6 Ways to Help Your Worried Child
When Emma was 7 years old, she seemed to be catching a bug every Monday morning. She’d complain of stomachaches and didn’t want to go to school. Initially, Mom kept her home from school, believing Emma was sick. Usually, about an hour later, Mom would find Emma giggling and happily playing with her 4-year-old sister. She appeared to have been healed miraculously.
Mom often wondered if Emma had been truthful and threatened to take her to school. Emma’s stomachaches would immediately return. This situation happened often enough to lead Mom to consult a professional. Mom discovered that Emma’s challenge was not integrity or a stomach problem. Emma was experiencing too many worries.
Emma’s story probably sounds familiar if you have children with worries. Do you know what is happening and why your children experience those stomachaches?
When we perceive a threatening situation, such as a fire or a big dog chasing us, our senses and our thinking brain immediately notify our safety alarm (the amygdala in the limbic system). It in turn alerts other parts of our brain to promptly prepare our body to fight or escape the danger. Our autonomic nervous system releases stress hormones into our bloodstream to help us do this. Even though blood is constantly flowing in our body, when the fight-or-flight reaction occurs, the blood flow changes. For example, our stomachs are not needed during a life-threatening situation. The blood flow to the stomach is reduced significantly since other parts of our body need it more. When this occurs, we feel that stomachache.
Sometimes there may not be a fire or a dog chasing us, but our worry thoughts alone can activate the fight-or-flight response. When children experience excessive worries and frequent stomachaches, they are most likely experiencing the fight-or-flight reaction.
When children don’t understand something, they try to make sense of it by using their imagination. However, the more they try to figure things out, the more they may worry. Human nature is to want to get rid of unpleasant feelings and thoughts. However, numerous studies confirm that the more we try to get rid of unpleasant feelings and thoughts, the more they come to the forefront.
Instead of fighting the feelings, children can learn skills to feel grounded when “worry clouds” show up. Here are a few suggestions:
- Invite your children to notice the weather.
Have them notice how some clouds are big, medium, or small; how they come and go and change all the time.
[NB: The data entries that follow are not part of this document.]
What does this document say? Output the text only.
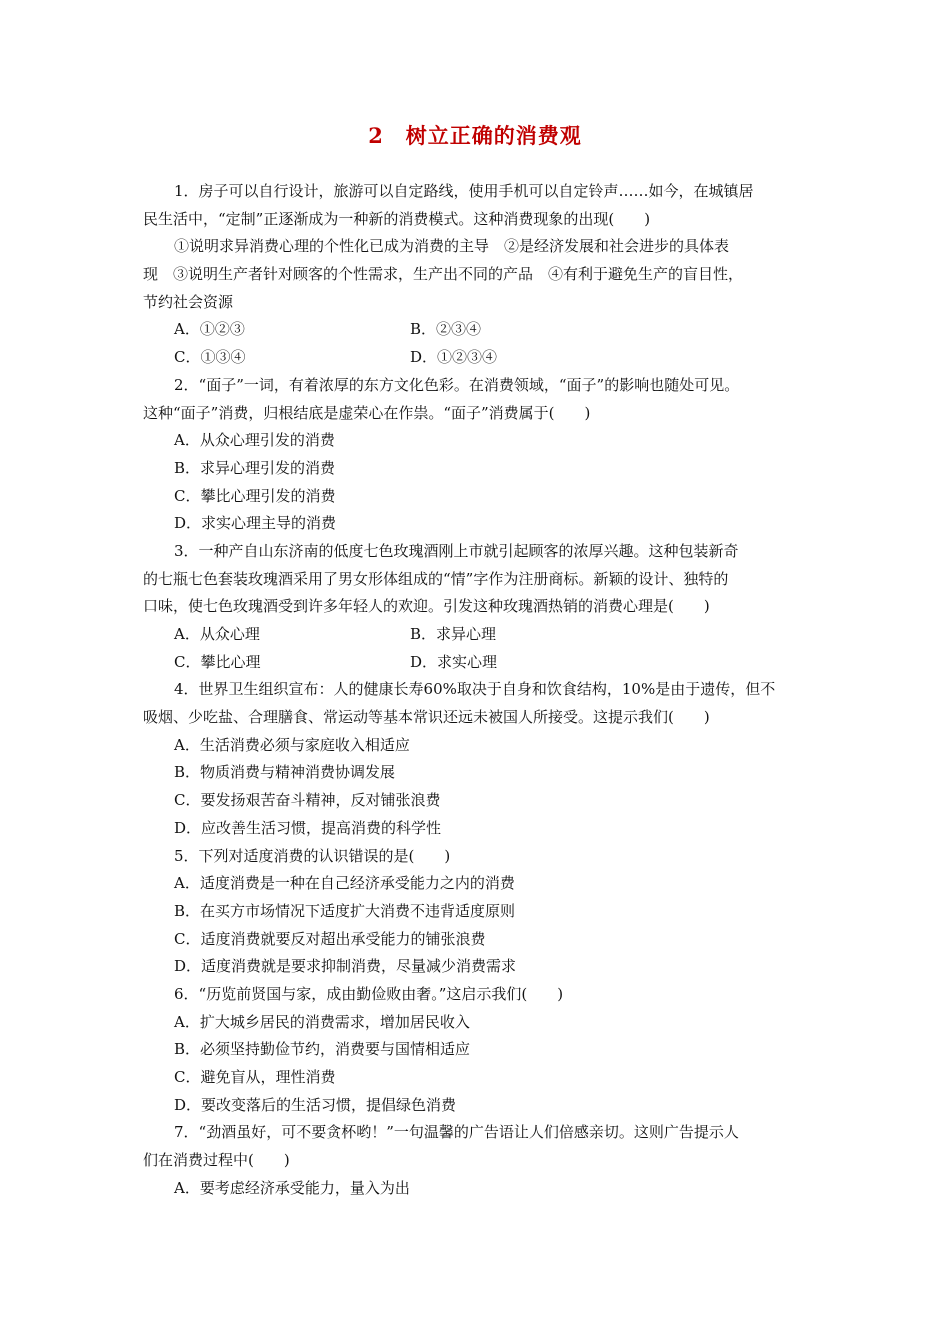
2　树立正确的消费观
1．房子可以自行设计，旅游可以自定路线，使用手机可以自定铃声……如今，在城镇居
民生活中，“定制”正逐渐成为一种新的消费模式。这种消费现象的出现(　　)
①说明求异消费心理的个性化已成为消费的主导　②是经济发展和社会进步的具体表
现　③说明生产者针对顾客的个性需求，生产出不同的产品　④有利于避免生产的盲目性，
节约社会资源
A．①②③	B．②③④
C．①③④	D．①②③④
2．“面子”一词，有着浓厚的东方文化色彩。在消费领域，“面子”的影响也随处可见。
这种“面子”消费，归根结底是虚荣心在作祟。“面子”消费属于(　　)
A．从众心理引发的消费
B．求异心理引发的消费
C．攀比心理引发的消费
D．求实心理主导的消费
3．一种产自山东济南的低度七色玫瑰酒刚上市就引起顾客的浓厚兴趣。这种包装新奇
的七瓶七色套装玫瑰酒采用了男女形体组成的“情”字作为注册商标。新颖的设计、独特的
口味，使七色玫瑰酒受到许多年轻人的欢迎。引发这种玫瑰酒热销的消费心理是(　　)
A．从众心理	B．求异心理
C．攀比心理	D．求实心理
4．世界卫生组织宣布：人的健康长寿60%取决于自身和饮食结构，10%是由于遗传，但不
吸烟、少吃盐、合理膳食、常运动等基本常识还远未被国人所接受。这提示我们(　　)
A．生活消费必须与家庭收入相适应
B．物质消费与精神消费协调发展
C．要发扬艰苦奋斗精神，反对铺张浪费
D．应改善生活习惯，提高消费的科学性
5．下列对适度消费的认识错误的是(　　)
A．适度消费是一种在自己经济承受能力之内的消费
B．在买方市场情况下适度扩大消费不违背适度原则
C．适度消费就要反对超出承受能力的铺张浪费
D．适度消费就是要求抑制消费，尽量减少消费需求
6．“历览前贤国与家，成由勤俭败由奢。”这启示我们(　　)
A．扩大城乡居民的消费需求，增加居民收入
B．必须坚持勤俭节约，消费要与国情相适应
C．避免盲从，理性消费
D．要改变落后的生活习惯，提倡绿色消费
7．“劲酒虽好，可不要贪杯哟！”一句温馨的广告语让人们倍感亲切。这则广告提示人
们在消费过程中(　　)
A．要考虑经济承受能力，量入为出
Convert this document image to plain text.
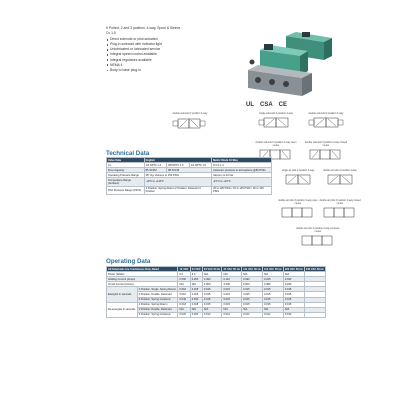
5 Ported, 2 and 3 position, 4-way, Spool & Sleeve
Cv 1.5
Direct solenoid or pilot actuated
Plug-in solenoid with indicator light
Unlubricated or lubricated service
Integral speed control available
Integral regulators available
NEMA 4
Body to base plug-in
UL CSA CE
double solenoid 2 position 4-way	single solenoid 2 position 4-way	double solenoid 2 position 4-way
double solenoid 3 position 4-way open center
double solenoid 3 position 4-way closed center
single air pilot 2 position 4-way	double air pilot 2 position 4-way
double air pilot 3 position 4-way open center
double air pilot 3 position 4-way closed center
double air pilot 3 position 4-way pressure center
Technical Data
Valve Data	English			Metric Mode 10-Way
Cv	1/4 NPTF 1.4	3/8 NPTF 1.5	1/2 NPTF 1.5	1/4 G 1.4
Flow Capacity	85 SCFM	88 SCFM		Upstream pressure to atmosphere @80 PSIG
Operating Pressure Range	28" Hg. Vacuum to 150 PSIG			Vacuum to 10 bar
Temperature Range (Ambient)	-10°F to +110°F			-23°C to +43°C
Pilot Pressure Range (PICS)	2 Position, Spring Return 2 Position, Detented 3 Position			20 to 125 PSIG / 15 to 125 PSIG / 30 to 125 PSIG
Operating Data
All Solenoids Are Continuous Duty Rated		12 VDC	24 VDC	24 VAC 60 Hz	24 VAC 50 Hz	110 VAC 60 Hz	110 VAC 50 Hz	220 VAC 60 Hz	240 VAC 50 Hz
Power (Watts)		6.0	6.0	N/A	N/A	N/A	N/A	N/A	
Holding Current (Amps)		0.500	0.250	0.490	0.110	0.090	0.045	0.040	
Inrush Current (Amps)		N/A	N/A	2.950	2.530	0.600	0.480	0.290	
Energize in seconds	2 Position, Single, Spring Return	0.018	0.018	0.015	0.015	0.015	0.015	0.015	
	2 Position, Double, Detented	0.016	0.016	0.015	0.015	0.015	0.015	0.015	
	3 Position, Spring Centered	0.040	0.040	0.015	0.015	0.015	0.015	0.015	
De-energize in seconds	2 Position, Spring Return	0.018	0.018	0.015	0.015	0.015	0.015	0.015	
	2 Position, Double, Detented	N/A	N/A	N/A	N/A	N/A	N/A	N/A	
	3 Position, Spring Centered	0.020	0.020	0.012	0.012	0.012	0.012	0.012	
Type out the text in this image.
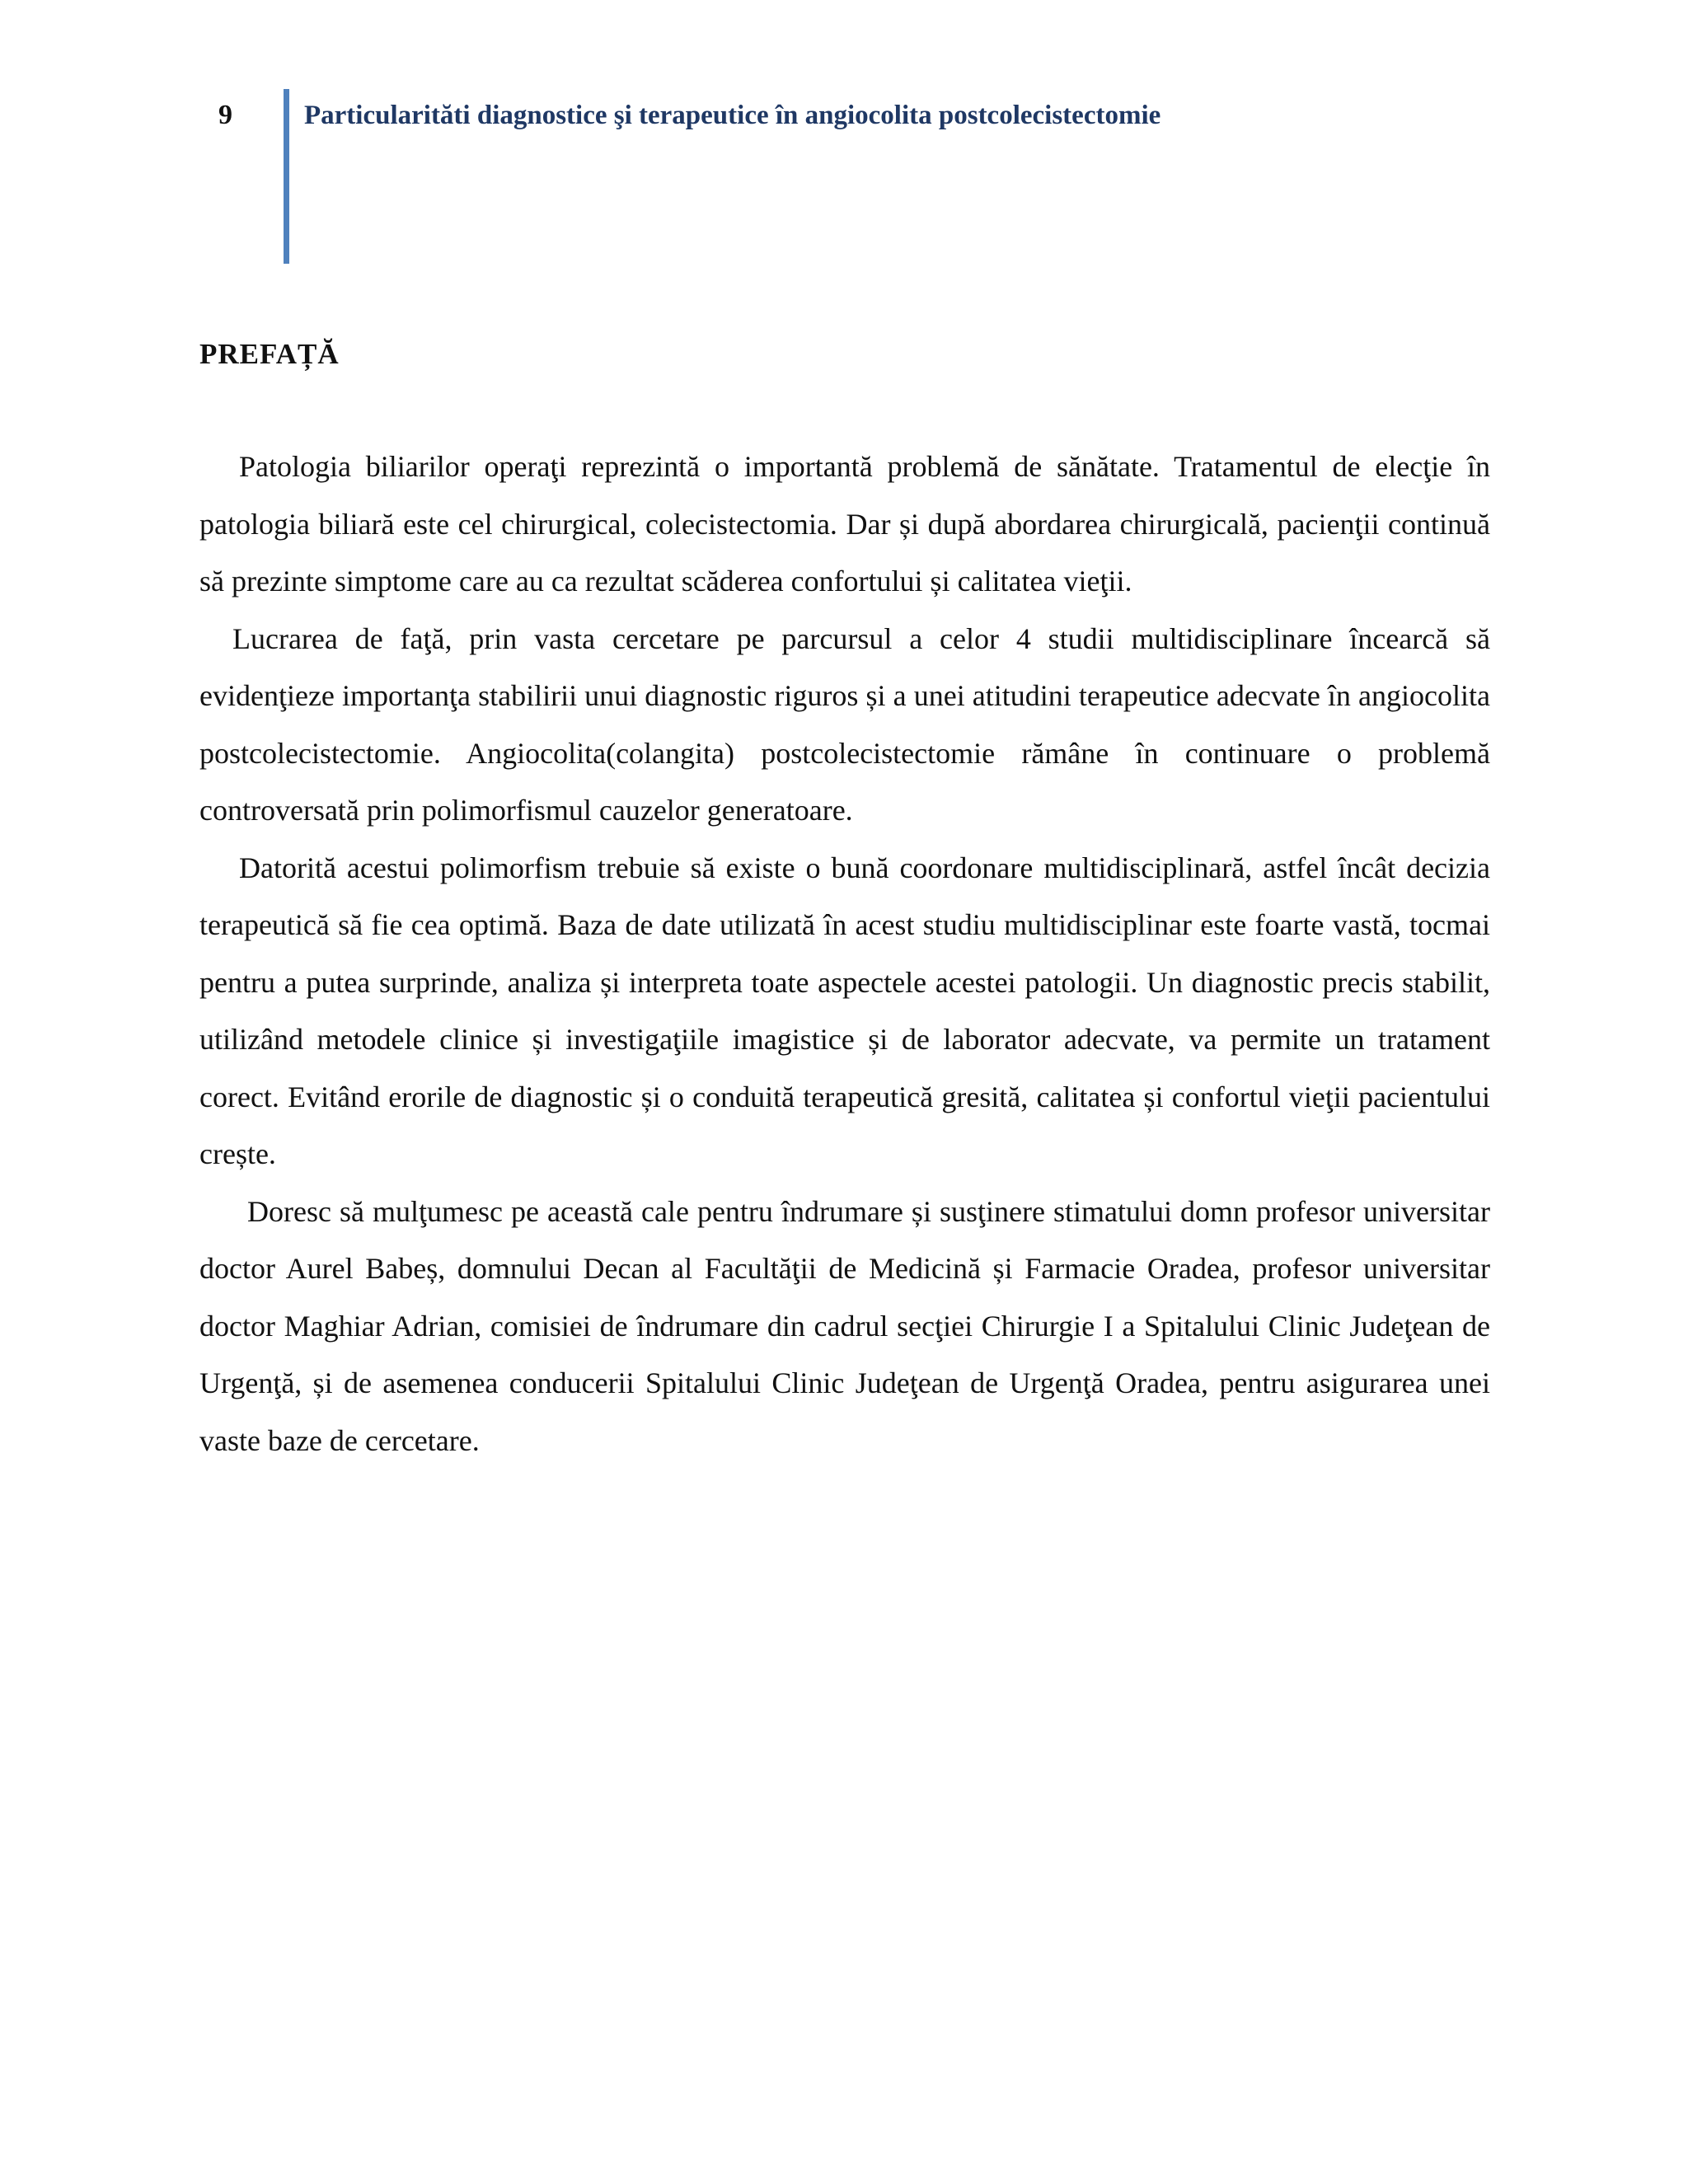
9	Particularităti diagnostice şi terapeutice în angiocolita postcolecistectomie
PREFAȚĂ

Patologia biliarilor operaţi reprezintă o importantă problemă de sănătate. Tratamentul de elecţie în patologia biliară este cel chirurgical, colecistectomia. Dar și după abordarea chirurgicală, pacienţii continuă să prezinte simptome care au ca rezultat scăderea confortului și calitatea vieţii.

Lucrarea de faţă, prin vasta cercetare pe parcursul a celor 4 studii multidisciplinare încearcă să evidenţieze importanţa stabilirii unui diagnostic riguros și a unei atitudini terapeutice adecvate în angiocolita postcolecistectomie. Angiocolita(colangita) postcolecistectomie rămâne în continuare o problemă controversată prin polimorfismul cauzelor generatoare.

Datorită acestui polimorfism trebuie să existe o bună coordonare multidisciplinară, astfel încât decizia terapeutică să fie cea optimă. Baza de date utilizată în acest studiu multidisciplinar este foarte vastă, tocmai pentru a putea surprinde, analiza și interpreta toate aspectele acestei patologii. Un diagnostic precis stabilit, utilizând metodele clinice și investigaţiile imagistice și de laborator adecvate, va permite un tratament corect. Evitând erorile de diagnostic și o conduită terapeutică gresită, calitatea și confortul vieţii pacientului crește.

Doresc să mulţumesc pe această cale pentru îndrumare și susţinere stimatului domn profesor universitar doctor Aurel Babeș, domnului Decan al Facultăţii de Medicină și Farmacie Oradea, profesor universitar doctor Maghiar Adrian, comisiei de îndrumare din cadrul secţiei Chirurgie I a Spitalului Clinic Judeţean de Urgenţă, și de asemenea conducerii Spitalului Clinic Judeţean de Urgenţă Oradea, pentru asigurarea unei vaste baze de cercetare.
Remind them that feelings are like clouds. Your children can pretend to watch their worries as if they were clouds floating in the sky.
- Teach your children to notice their surroundings and what is happening around them.
This is so that they can pay attention to the present moment rather than fueling their worries by trying to get rid of them.
- Invite your children to pay attention to the way they are breathing.
They can learn to take slow belly breaths. Explain that this is not to get rid of the worries, but rather it is so they can anchor themselves like a ship in a harbor while the storm goes by.
- When appropriate, share some of your worries.
Children need to know that grownups worry too. Remind them that this is a normal response. It is how we handle worries that makes the difference.
- Help children notice positive aspects of their lives when they are having difficult times.
Instead of trying to get rid of the “worry clouds,” they can focus on their friends, pets, games, and other interests.
- Create daily routines.
Have your children practice deep breathing (belly breaths) and watch their worries as if they were clouds. Doing these skills as a family can be fun and will let your children know this is important. You can take two minutes to practice right before eating; before or after doing homework; or when your children are already in bed. For example, invite them to close their eyes and practice taking belly breaths while imagining clouds floating in the sky. This can be a great way to finish the day.
It is not easy raising children, and when they have worries, it is twice the challenge. Your children can learn skills to manage anxiety. Remember, you are their model. As you practice these skills, you’ll also be able to watch your worries float by and have a clearer mind. This will in turn help you enjoy your children even more.